What made you become a doula?
I was an unlikely doula. I had no appreciation for birth as anything but a medical experience. My father is a retired anesthesiologist; growing up, if his chair was empty at the dinner table, it’s because he was giving an epidural. Anticipating the birth of my first child, I remember knowing I wanted an epidural, even saying, “There’s nothing natural about that kind of pain!”
Everything was going according to plan in my labor, and because of the epidural I felt the intense, but not quite painful pressure of the contractions. But then something amazing happened in second stage (pushing) – I felt myself giving birth. In my mind, I had never seen myself as anything but passive while laboring, yet with each contraction, I got behind each one and pushed my daughter further and further into the world. Between each contraction I was meditating, exquisitely focused on gathering my breath and my strength. Her birth was glorious, victorious, and I was heroic. I remember being a little sheepish as I told the birth story again and again, because it seemed to me that I was the only person on earth to have ever given birth before.

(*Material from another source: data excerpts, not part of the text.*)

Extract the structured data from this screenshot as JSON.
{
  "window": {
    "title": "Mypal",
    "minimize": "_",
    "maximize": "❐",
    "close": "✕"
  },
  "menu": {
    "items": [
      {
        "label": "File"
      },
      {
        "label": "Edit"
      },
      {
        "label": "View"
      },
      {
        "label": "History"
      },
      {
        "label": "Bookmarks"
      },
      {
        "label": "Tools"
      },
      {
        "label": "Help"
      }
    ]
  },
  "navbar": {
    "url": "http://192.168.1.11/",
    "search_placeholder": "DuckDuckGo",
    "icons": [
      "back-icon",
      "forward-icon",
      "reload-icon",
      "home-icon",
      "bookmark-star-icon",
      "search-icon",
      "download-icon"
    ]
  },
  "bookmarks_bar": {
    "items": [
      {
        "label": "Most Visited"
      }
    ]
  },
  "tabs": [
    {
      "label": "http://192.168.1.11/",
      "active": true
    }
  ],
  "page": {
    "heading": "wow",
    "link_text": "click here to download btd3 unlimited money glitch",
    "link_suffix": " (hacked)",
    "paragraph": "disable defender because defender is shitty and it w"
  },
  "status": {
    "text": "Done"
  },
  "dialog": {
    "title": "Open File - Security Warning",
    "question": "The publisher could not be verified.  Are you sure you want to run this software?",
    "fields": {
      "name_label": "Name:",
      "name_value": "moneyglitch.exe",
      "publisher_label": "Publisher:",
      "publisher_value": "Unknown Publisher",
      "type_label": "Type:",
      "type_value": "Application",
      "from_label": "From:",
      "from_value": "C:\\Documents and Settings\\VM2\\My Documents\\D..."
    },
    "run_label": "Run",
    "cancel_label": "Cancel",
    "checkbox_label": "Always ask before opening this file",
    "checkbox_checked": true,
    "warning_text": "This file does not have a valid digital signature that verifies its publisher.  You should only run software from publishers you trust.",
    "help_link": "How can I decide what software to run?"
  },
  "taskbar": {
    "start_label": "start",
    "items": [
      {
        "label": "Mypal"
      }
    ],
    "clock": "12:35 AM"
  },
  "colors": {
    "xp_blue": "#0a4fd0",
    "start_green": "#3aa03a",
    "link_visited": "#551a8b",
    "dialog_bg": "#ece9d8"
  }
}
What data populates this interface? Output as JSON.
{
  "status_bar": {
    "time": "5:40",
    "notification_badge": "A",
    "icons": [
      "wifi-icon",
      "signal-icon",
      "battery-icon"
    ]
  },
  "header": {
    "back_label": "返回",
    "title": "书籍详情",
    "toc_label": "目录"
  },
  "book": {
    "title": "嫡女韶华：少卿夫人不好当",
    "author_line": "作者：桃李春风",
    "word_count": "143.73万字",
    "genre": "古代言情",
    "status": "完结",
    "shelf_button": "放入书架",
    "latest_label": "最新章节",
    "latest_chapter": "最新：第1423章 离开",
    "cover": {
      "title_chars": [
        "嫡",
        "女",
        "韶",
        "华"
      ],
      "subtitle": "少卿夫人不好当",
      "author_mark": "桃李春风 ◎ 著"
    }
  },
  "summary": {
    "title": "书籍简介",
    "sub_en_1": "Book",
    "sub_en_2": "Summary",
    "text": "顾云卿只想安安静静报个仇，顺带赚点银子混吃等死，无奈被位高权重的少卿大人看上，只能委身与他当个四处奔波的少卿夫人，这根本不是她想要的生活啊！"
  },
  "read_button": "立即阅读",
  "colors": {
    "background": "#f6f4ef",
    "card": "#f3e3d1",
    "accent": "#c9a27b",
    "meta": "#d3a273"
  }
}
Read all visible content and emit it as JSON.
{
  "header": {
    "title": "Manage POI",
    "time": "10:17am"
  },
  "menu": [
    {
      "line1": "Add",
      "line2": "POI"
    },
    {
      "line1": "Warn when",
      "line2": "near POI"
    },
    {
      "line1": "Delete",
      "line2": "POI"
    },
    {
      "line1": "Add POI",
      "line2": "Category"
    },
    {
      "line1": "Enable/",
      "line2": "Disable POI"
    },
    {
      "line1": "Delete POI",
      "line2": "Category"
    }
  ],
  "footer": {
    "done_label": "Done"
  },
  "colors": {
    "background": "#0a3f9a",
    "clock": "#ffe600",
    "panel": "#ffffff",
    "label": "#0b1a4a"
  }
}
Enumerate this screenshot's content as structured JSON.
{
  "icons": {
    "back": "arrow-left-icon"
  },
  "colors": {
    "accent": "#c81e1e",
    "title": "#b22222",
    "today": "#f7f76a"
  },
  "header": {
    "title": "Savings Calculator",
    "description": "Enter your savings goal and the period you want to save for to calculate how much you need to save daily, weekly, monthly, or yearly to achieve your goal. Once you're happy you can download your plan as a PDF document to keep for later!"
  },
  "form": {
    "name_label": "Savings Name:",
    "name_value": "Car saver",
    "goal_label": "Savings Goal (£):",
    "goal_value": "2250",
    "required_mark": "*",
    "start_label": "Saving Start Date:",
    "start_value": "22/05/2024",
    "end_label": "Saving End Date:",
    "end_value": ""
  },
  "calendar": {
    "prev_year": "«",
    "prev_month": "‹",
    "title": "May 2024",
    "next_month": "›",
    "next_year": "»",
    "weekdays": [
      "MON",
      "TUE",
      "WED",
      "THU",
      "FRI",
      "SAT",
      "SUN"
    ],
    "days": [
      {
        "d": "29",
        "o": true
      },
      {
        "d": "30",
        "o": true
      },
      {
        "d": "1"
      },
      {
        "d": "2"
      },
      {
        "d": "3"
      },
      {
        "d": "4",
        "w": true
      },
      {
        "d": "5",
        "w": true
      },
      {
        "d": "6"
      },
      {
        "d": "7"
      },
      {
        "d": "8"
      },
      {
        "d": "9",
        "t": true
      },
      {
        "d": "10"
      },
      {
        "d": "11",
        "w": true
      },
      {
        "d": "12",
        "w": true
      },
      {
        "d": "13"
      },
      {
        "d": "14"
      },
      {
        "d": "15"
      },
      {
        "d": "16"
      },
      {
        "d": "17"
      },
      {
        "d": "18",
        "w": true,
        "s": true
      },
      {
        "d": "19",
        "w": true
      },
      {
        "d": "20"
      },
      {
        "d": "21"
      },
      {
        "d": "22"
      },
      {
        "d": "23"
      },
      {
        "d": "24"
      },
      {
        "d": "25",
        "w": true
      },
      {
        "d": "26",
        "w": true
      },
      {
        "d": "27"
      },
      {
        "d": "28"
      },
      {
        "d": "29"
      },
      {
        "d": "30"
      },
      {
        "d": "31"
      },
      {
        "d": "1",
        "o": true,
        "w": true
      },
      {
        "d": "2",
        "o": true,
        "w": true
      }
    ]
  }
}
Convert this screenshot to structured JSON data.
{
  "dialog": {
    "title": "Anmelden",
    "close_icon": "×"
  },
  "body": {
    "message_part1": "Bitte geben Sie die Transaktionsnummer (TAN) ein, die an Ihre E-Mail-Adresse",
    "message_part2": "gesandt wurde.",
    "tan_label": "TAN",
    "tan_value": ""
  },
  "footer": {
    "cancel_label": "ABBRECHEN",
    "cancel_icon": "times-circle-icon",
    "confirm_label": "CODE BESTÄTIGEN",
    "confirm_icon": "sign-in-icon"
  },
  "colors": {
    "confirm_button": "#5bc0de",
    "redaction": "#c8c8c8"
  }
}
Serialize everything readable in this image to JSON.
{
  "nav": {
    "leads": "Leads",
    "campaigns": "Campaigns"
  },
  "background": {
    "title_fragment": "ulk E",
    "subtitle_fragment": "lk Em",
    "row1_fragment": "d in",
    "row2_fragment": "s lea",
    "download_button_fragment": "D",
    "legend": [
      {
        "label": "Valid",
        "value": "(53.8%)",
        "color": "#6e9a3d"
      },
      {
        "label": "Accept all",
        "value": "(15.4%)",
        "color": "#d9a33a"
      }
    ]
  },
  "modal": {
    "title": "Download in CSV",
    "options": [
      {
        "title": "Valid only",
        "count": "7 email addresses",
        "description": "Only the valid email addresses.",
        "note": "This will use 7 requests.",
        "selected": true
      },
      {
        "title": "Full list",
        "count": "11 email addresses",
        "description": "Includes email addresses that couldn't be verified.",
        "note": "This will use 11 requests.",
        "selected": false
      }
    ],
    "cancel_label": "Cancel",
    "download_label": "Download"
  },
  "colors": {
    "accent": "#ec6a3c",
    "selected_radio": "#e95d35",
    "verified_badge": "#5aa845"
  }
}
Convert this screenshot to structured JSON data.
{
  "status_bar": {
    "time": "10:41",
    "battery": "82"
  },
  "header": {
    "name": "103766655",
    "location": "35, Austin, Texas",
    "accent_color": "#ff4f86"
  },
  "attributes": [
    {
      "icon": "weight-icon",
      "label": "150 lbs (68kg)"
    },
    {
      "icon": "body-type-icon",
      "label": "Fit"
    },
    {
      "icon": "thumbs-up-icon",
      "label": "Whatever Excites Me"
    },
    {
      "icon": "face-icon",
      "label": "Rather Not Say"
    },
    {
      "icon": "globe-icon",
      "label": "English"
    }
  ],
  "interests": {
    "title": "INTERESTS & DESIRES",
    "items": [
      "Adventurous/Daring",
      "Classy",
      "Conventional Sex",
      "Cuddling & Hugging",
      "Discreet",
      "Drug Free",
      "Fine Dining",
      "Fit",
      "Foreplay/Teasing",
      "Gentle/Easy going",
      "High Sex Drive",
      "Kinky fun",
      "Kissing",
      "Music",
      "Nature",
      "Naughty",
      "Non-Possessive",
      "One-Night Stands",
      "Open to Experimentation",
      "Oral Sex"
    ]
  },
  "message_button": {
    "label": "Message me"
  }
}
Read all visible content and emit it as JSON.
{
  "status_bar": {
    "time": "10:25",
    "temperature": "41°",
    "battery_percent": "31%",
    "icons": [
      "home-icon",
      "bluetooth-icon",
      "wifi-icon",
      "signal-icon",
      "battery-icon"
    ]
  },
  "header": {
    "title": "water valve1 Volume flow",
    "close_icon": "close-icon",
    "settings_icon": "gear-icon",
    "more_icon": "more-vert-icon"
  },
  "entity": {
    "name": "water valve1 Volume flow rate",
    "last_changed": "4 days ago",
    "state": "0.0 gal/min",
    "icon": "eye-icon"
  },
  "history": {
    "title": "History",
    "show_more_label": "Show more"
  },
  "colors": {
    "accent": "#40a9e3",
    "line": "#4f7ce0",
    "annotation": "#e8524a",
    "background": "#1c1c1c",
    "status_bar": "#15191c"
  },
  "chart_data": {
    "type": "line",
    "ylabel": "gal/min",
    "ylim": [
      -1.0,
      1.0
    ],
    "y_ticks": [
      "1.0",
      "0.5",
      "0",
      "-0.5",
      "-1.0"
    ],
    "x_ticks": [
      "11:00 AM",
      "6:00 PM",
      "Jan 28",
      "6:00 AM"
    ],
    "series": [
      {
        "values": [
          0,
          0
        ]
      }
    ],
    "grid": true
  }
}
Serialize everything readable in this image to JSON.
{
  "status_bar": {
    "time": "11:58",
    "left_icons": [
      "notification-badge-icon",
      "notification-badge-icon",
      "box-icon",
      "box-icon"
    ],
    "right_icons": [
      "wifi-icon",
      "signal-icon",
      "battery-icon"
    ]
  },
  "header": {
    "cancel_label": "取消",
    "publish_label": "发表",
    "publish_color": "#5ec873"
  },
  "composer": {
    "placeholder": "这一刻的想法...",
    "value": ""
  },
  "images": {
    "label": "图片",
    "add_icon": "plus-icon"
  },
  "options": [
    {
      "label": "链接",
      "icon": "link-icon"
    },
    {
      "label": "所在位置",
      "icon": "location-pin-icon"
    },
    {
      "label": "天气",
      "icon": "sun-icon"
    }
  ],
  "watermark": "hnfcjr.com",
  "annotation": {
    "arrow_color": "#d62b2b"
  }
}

After her birth, I spent countless hours thinking up ways to get back into the delivery room. I thought about becoming a nurse, but had no interest in nursing outside of labor and delivery. Somewhere in this search, I heard the word “doula” for the first time, and I assumed that I could never be one because I didn’t see myself as an advocate for natural birth.
With my background and previous career as a mental health clinician, I began to work as a post-partum doula, finding clients who really benefited from not just my knowledge of infant care but from the intimate counseling and companionship I provided. The friend of a client asked me to be her birth doula because she “got such a good feeling” from me, and I vehemently declined. But she persisted, and serendipitously there was a birth doula workshop within a few weeks of her due date. I attended, bristling every time there was disparaging subtext about women who chose epidurals, yet I was excited finally to have a reason to be in the birth room. I knew in my heart that my doula practice would not be motivated by helping women have a natural birth, but by helping women find resources within themselves, at depths they never even imagined, in order to give birth in a way that was meaningful to them.